The pandemic has seen a massive revival of corporate welfare – only this time, rather than bailing out their financial sectors, governments are bailing out the entire capitalist class. On top of the $9 trillion worth of QE that’s been undertaken since the pandemic began, governments all around the world have spent trillions on loans and subsidies to big businesses, financiers, and landlords. Most have also provided some support for workers; yet without breaks on debt, rent, and bills, much of this has ended up in the pockets of the wealthy too.
These are only the indirect channels through which capitalist states support the global billionaire class. Oxfam identified in 2015 that a third of billionaire wealth comes directly from crony connections to the state or monopoly. Whether through outsourcing, subsidies, or privatisation, state policy has created many billionaires over the years – as should be clear from the fact that state capitalist China created the most new billionaires this year.
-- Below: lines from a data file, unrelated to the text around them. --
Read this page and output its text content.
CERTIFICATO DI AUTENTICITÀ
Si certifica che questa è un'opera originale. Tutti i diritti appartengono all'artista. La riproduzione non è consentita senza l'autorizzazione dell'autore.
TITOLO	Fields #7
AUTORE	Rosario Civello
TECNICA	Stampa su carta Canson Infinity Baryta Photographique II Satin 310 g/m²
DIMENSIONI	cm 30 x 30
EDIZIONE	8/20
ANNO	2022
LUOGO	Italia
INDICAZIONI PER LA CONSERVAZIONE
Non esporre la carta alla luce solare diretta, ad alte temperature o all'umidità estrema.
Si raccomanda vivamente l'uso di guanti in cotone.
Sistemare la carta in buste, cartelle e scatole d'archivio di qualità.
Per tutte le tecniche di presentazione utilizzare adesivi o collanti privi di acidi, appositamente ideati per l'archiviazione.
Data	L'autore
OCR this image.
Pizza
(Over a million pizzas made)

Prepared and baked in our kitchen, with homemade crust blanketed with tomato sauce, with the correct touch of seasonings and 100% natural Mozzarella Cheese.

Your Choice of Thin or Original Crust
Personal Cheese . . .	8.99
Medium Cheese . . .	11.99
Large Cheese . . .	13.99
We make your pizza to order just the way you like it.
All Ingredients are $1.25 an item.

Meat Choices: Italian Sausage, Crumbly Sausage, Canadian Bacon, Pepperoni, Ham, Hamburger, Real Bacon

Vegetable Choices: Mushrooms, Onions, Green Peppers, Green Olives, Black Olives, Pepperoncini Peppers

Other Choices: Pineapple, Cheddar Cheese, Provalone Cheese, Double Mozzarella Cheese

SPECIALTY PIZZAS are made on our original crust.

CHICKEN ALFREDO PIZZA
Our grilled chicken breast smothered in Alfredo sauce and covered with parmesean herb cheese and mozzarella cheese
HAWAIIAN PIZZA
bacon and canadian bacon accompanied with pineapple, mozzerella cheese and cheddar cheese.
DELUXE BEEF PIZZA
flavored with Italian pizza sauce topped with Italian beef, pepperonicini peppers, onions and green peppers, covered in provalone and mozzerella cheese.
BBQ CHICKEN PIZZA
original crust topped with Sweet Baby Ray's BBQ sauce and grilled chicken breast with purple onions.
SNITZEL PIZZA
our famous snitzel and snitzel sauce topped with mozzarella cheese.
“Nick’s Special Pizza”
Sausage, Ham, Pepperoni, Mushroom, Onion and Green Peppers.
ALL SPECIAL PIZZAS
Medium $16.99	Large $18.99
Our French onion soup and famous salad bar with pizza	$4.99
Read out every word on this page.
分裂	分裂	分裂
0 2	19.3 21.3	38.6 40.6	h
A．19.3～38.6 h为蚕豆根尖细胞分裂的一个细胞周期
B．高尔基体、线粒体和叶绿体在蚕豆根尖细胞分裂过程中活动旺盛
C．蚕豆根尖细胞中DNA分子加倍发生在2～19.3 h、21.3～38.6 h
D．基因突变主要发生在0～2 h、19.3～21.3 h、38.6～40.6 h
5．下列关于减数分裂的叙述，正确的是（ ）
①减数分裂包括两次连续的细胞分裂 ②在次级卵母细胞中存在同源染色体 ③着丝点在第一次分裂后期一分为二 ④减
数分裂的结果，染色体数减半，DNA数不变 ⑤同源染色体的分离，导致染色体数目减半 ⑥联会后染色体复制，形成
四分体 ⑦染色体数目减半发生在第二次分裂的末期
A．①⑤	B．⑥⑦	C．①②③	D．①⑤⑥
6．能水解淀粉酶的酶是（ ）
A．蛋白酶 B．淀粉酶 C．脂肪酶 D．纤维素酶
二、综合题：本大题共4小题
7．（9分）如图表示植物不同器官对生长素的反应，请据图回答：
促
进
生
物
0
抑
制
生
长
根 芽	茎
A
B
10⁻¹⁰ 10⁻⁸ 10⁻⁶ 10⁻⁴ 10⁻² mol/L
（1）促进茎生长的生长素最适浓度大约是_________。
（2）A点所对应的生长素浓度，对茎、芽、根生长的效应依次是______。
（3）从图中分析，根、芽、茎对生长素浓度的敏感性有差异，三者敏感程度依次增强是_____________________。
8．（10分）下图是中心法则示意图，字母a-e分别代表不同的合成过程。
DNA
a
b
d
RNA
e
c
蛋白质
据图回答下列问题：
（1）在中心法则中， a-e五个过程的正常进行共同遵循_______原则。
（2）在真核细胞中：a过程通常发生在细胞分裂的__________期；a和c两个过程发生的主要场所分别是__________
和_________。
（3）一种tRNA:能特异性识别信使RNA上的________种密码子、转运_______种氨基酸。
It is not an exaggeration to say that the dramatic increase in the wealth of those at the very top of society would have been impossible without the direct intervention of capitalist states all over the world. Those who attempt to justify the extraordinary levels of inequality on the basis that they are the natural result of the operation of the free market would do well to remember this.
But so would those on the left who see state intervention as the answer to all of capitalism’s problems. More often than not, capitalist states undertake policy in the interests of capital. This is not because states are mere ‘instruments’ of the ruling class; it is because the balance of power between capital and labour has shifted decisively in favour of the former in recent years, which has influenced the class struggle taking place within state institutions.
It may be possible to imagine a world in which public power is used to support the interests of labour over capital, but there is no way this can be achieved without class struggle within and—crucially—outside of the capitalist state.